If a rough approximation for $\ln (5)$ is $1.609$ how do you use this approximation and differentials to approximate $\ln \left( {\dfrac{{128}}{{25}}} \right)$ ?

Answer 1

In is the natural logarithm. It is log to the base of $e$ . $e$ is an irrational and transcendental number the first few digits of which are: $2.71828182459....$ in higher mathematics the natural logarithm is the log that is usually used.
Differentiation of $\ln x = \dfrac{1}{x}$ .

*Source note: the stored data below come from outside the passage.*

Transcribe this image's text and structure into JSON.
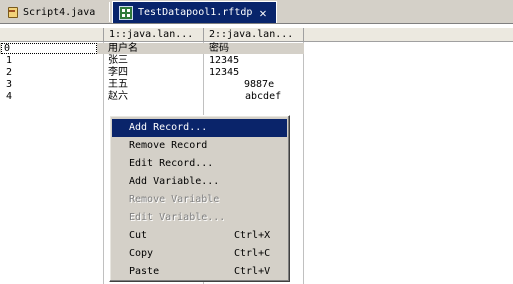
{
  "tabs": [
    {
      "label": "Script4.java",
      "icon": "java-file-icon",
      "active": false
    },
    {
      "label": "TestDatapool1.rftdp",
      "icon": "datapool-icon",
      "active": true,
      "close": "✕"
    }
  ],
  "grid": {
    "columns": [
      "",
      "1::java.lan...",
      "2::java.lan..."
    ],
    "rows": [
      {
        "index": "0",
        "c1": "用户名",
        "c2": "密码"
      },
      {
        "index": "1",
        "c1": "张三",
        "c2": "12345"
      },
      {
        "index": "2",
        "c1": "李四",
        "c2": "12345"
      },
      {
        "index": "3",
        "c1": "王五",
        "c2": "9887e"
      },
      {
        "index": "4",
        "c1": "赵六",
        "c2": "abcdef"
      }
    ]
  },
  "context_menu": {
    "items": [
      {
        "label": "Add Record...",
        "shortcut": "",
        "state": "highlighted"
      },
      {
        "label": "Remove Record",
        "shortcut": "",
        "state": "enabled"
      },
      {
        "label": "Edit Record...",
        "shortcut": "",
        "state": "enabled"
      },
      {
        "label": "Add Variable...",
        "shortcut": "",
        "state": "enabled"
      },
      {
        "label": "Remove Variable",
        "shortcut": "",
        "state": "disabled"
      },
      {
        "label": "Edit Variable...",
        "shortcut": "",
        "state": "disabled"
      },
      {
        "label": "Cut",
        "shortcut": "Ctrl+X",
        "state": "enabled"
      },
      {
        "label": "Copy",
        "shortcut": "Ctrl+C",
        "state": "enabled"
      },
      {
        "label": "Paste",
        "shortcut": "Ctrl+V",
        "state": "enabled"
      }
    ]
  },
  "colors": {
    "highlight": "#0a246a",
    "chrome": "#d4d0c8",
    "disabled_text": "#808080"
  }
}
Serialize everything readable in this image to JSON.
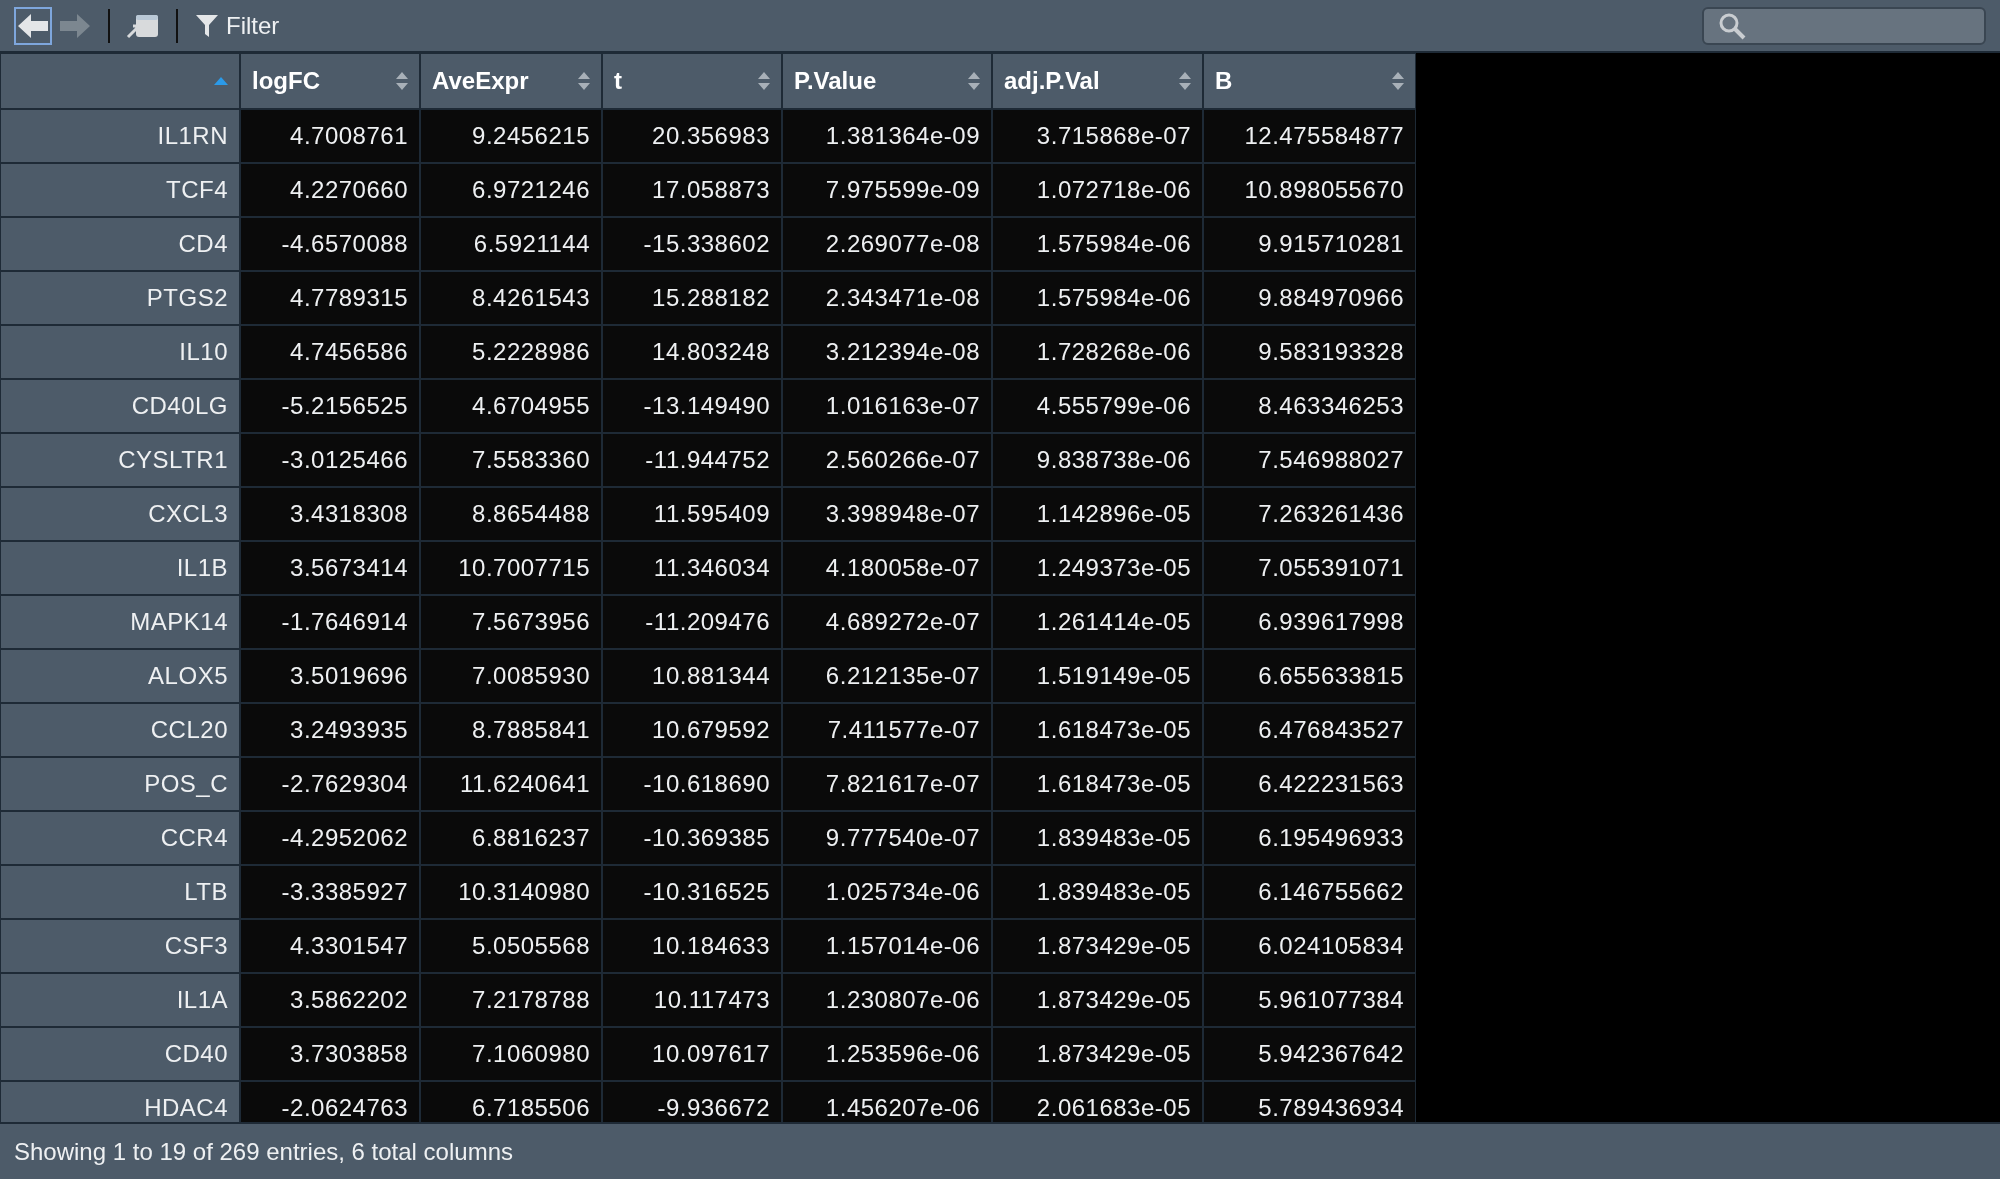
{
  "toolbar": {
    "back": {
      "disabled": false,
      "selected": true
    },
    "forward": {
      "disabled": true,
      "selected": false
    },
    "filter_label": "Filter"
  },
  "table": {
    "columns": [
      {
        "sorted": true
      },
      {
        "label": "logFC",
        "sorted": false
      },
      {
        "label": "AveExpr",
        "sorted": false
      },
      {
        "label": "t",
        "sorted": false
      },
      {
        "label": "P.Value",
        "sorted": false
      },
      {
        "label": "adj.P.Val",
        "sorted": false
      },
      {
        "label": "B",
        "sorted": false
      }
    ],
    "rows": [
      [
        "IL1RN",
        "4.7008761",
        "9.2456215",
        "20.356983",
        "1.381364e-09",
        "3.715868e-07",
        "12.475584877"
      ],
      [
        "TCF4",
        "4.2270660",
        "6.9721246",
        "17.058873",
        "7.975599e-09",
        "1.072718e-06",
        "10.898055670"
      ],
      [
        "CD4",
        "-4.6570088",
        "6.5921144",
        "-15.338602",
        "2.269077e-08",
        "1.575984e-06",
        "9.915710281"
      ],
      [
        "PTGS2",
        "4.7789315",
        "8.4261543",
        "15.288182",
        "2.343471e-08",
        "1.575984e-06",
        "9.884970966"
      ],
      [
        "IL10",
        "4.7456586",
        "5.2228986",
        "14.803248",
        "3.212394e-08",
        "1.728268e-06",
        "9.583193328"
      ],
      [
        "CD40LG",
        "-5.2156525",
        "4.6704955",
        "-13.149490",
        "1.016163e-07",
        "4.555799e-06",
        "8.463346253"
      ],
      [
        "CYSLTR1",
        "-3.0125466",
        "7.5583360",
        "-11.944752",
        "2.560266e-07",
        "9.838738e-06",
        "7.546988027"
      ],
      [
        "CXCL3",
        "3.4318308",
        "8.8654488",
        "11.595409",
        "3.398948e-07",
        "1.142896e-05",
        "7.263261436"
      ],
      [
        "IL1B",
        "3.5673414",
        "10.7007715",
        "11.346034",
        "4.180058e-07",
        "1.249373e-05",
        "7.055391071"
      ],
      [
        "MAPK14",
        "-1.7646914",
        "7.5673956",
        "-11.209476",
        "4.689272e-07",
        "1.261414e-05",
        "6.939617998"
      ],
      [
        "ALOX5",
        "3.5019696",
        "7.0085930",
        "10.881344",
        "6.212135e-07",
        "1.519149e-05",
        "6.655633815"
      ],
      [
        "CCL20",
        "3.2493935",
        "8.7885841",
        "10.679592",
        "7.411577e-07",
        "1.618473e-05",
        "6.476843527"
      ],
      [
        "POS_C",
        "-2.7629304",
        "11.6240641",
        "-10.618690",
        "7.821617e-07",
        "1.618473e-05",
        "6.422231563"
      ],
      [
        "CCR4",
        "-4.2952062",
        "6.8816237",
        "-10.369385",
        "9.777540e-07",
        "1.839483e-05",
        "6.195496933"
      ],
      [
        "LTB",
        "-3.3385927",
        "10.3140980",
        "-10.316525",
        "1.025734e-06",
        "1.839483e-05",
        "6.146755662"
      ],
      [
        "CSF3",
        "4.3301547",
        "5.0505568",
        "10.184633",
        "1.157014e-06",
        "1.873429e-05",
        "6.024105834"
      ],
      [
        "IL1A",
        "3.5862202",
        "7.2178788",
        "10.117473",
        "1.230807e-06",
        "1.873429e-05",
        "5.961077384"
      ],
      [
        "CD40",
        "3.7303858",
        "7.1060980",
        "10.097617",
        "1.253596e-06",
        "1.873429e-05",
        "5.942367642"
      ],
      [
        "HDAC4",
        "-2.0624763",
        "6.7185506",
        "-9.936672",
        "1.456207e-06",
        "2.061683e-05",
        "5.789436934"
      ]
    ]
  },
  "status_bar": "Showing 1 to 19 of 269 entries, 6 total columns"
}
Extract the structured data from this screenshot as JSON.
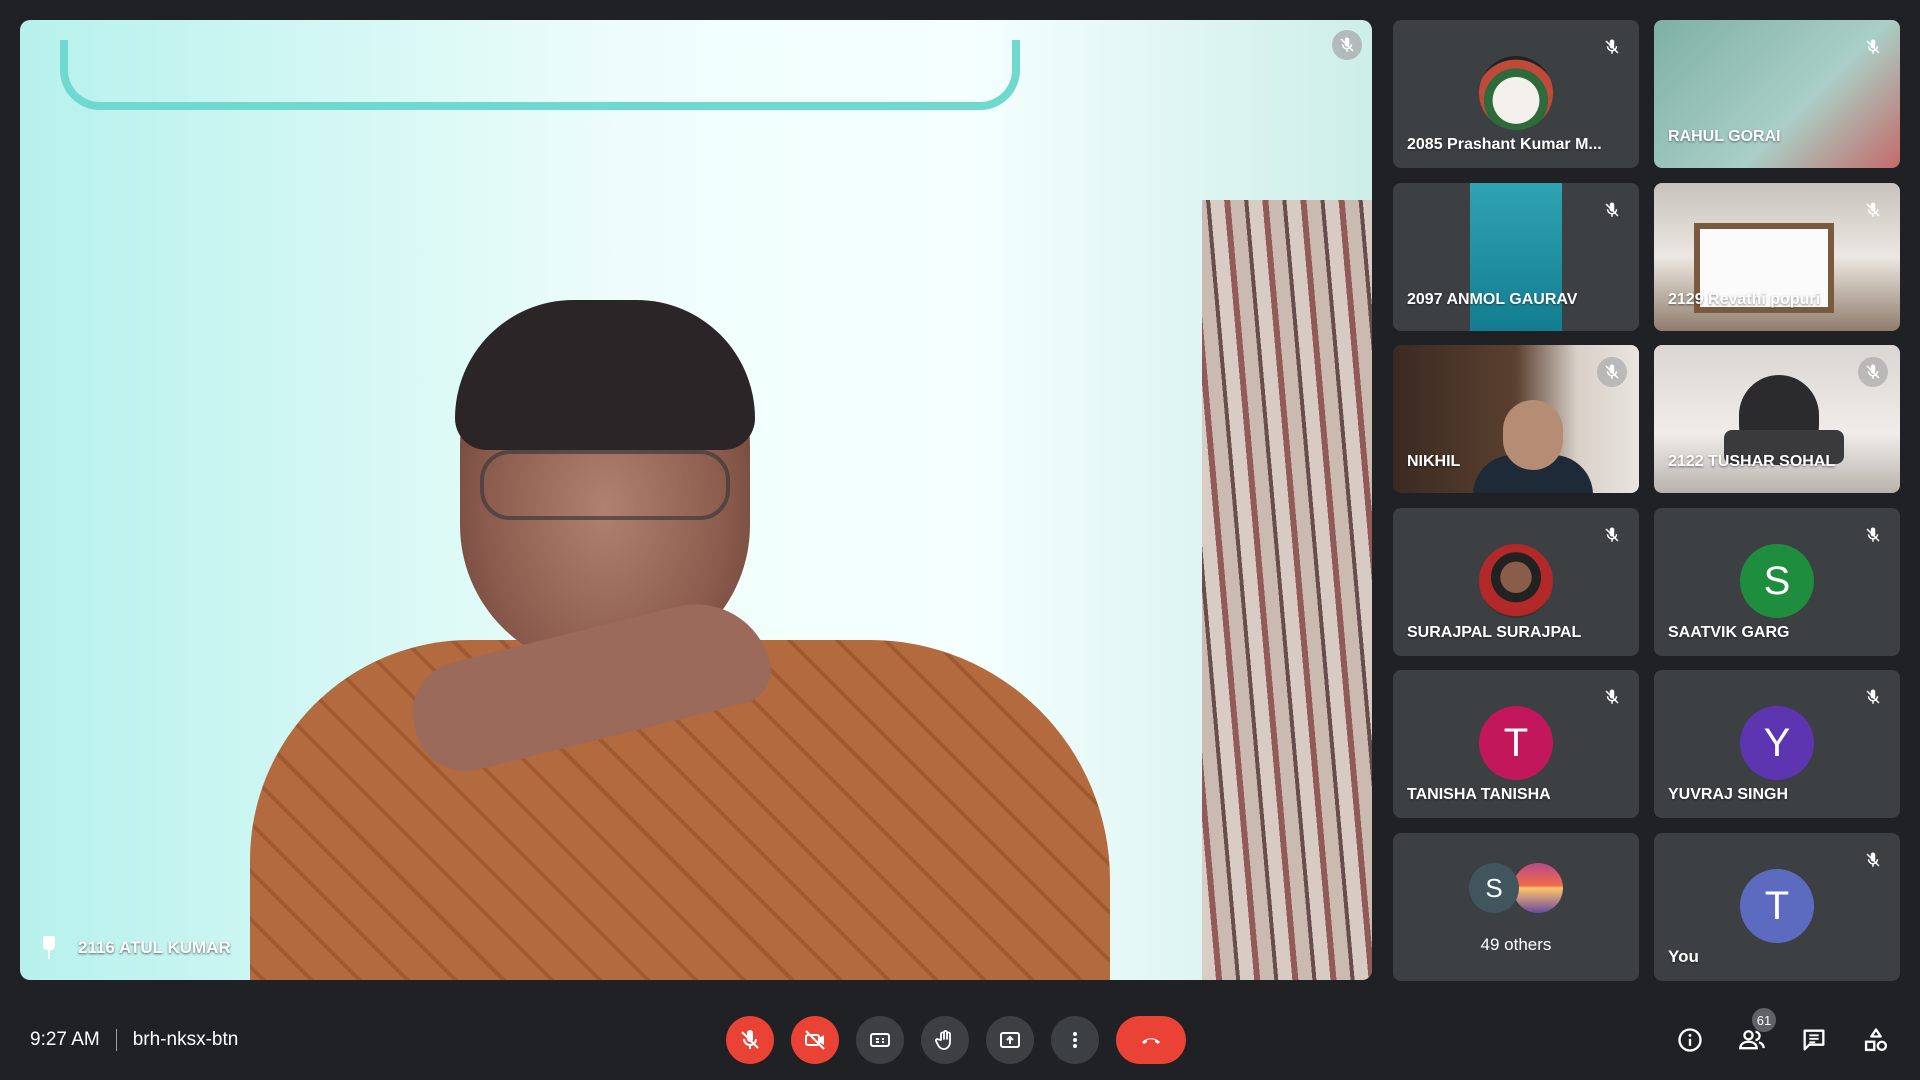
{
  "main": {
    "presenter_name": "2116 ATUL KUMAR"
  },
  "tiles": [
    {
      "name": "2085 Prashant Kumar M...",
      "avatar": "photo"
    },
    {
      "name": "RAHUL GORAI",
      "avatar": "video"
    },
    {
      "name": "2097 ANMOL GAURAV",
      "avatar": "video"
    },
    {
      "name": "2129 Revathi popuri",
      "avatar": "video"
    },
    {
      "name": "NIKHIL",
      "avatar": "video"
    },
    {
      "name": "2122 TUSHAR SOHAL",
      "avatar": "video"
    },
    {
      "name": "SURAJPAL SURAJPAL",
      "avatar": "photo"
    },
    {
      "name": "SAATVIK GARG",
      "initial": "S",
      "color": "#1e8e3e"
    },
    {
      "name": "TANISHA TANISHA",
      "initial": "T",
      "color": "#c2185b"
    },
    {
      "name": "YUVRAJ SINGH",
      "initial": "Y",
      "color": "#5e35b1"
    },
    {
      "name": "You",
      "initial": "T",
      "color": "#5c6bc0"
    }
  ],
  "others": {
    "label": "49 others",
    "initial": "S"
  },
  "bottom_bar": {
    "time": "9:27 AM",
    "meeting_code": "brh-nksx-btn",
    "participant_count": "61"
  },
  "colors": {
    "background": "#202124",
    "tile": "#3c4043",
    "danger": "#ea4335"
  }
}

Complete step by step solution:
To approximate $\ln \left( {\dfrac{{128}}{{25}}} \right)$ using linear approximation and differential
We need a number near $\dfrac{{128}}{{25}}$ whose $\ln$ we know.
We get, $\dfrac{{128}}{{25}}$ is somewhat near $\dfrac{{125}}{{25}}$
And $\dfrac{{125}}{{25}} = 5$ whose $\ln$ we were given in the question.
As, the difference between $\ln \left( {\dfrac{{128}}{{25}}} \right)$ and $\ln (5)$ is approximately equal to the differential of $y = In\,x$
Differentiate $y$ w.r.t $x$ . We get,
$\dfrac{{dy}}{{dx}} = \dfrac{d}{{dx}}\ln \,x = \dfrac{1}{x}$
$\Rightarrow dy = \dfrac{1}{x}dx$
To approximate near $5$ , we will use $dy = \dfrac{1}{5}dx = \dfrac{1}{5}(x - 5)$
With $x = \dfrac{{128}}{{25}}$
$\Rightarrow x - 5 = \dfrac{{128}}{{25}} - 5 = \dfrac{3}{{25}}$
Multiply $\dfrac{4}{4}$ . We get,
$\Rightarrow \dfrac{3}{{25}} \times 4 = \dfrac{{12}}{{100}} = 0.12$
And $dy = \dfrac{1}{2}(0.12) = 0.024$
We can write,
$\ln \left( {\dfrac{{128}}{{25}}} \right) = \ln \left( {\dfrac{{125}}{{25}}} \right) + \Delta y$
We can write $\Delta y$ as $dy$ . So,
$\ln \left( {\dfrac{{128}}{{25}}} \right) \approx \ln \left( {\dfrac{{125}}{{25}}} \right) + dy \approx 1.609 + 0.024 = 1.633$

Hence, $\ln \left( {\dfrac{{128}}{{25}}} \right) = 1.633$

Note: Natural logarithm is used in science, engineering, and physics fields. It is used in calculation in the age of ancient by using carbon dating in which we calculate the number of $C - 14$ . It is used in calculation of radioactivity as well as in determining the rate of reaction of process in labs and nature.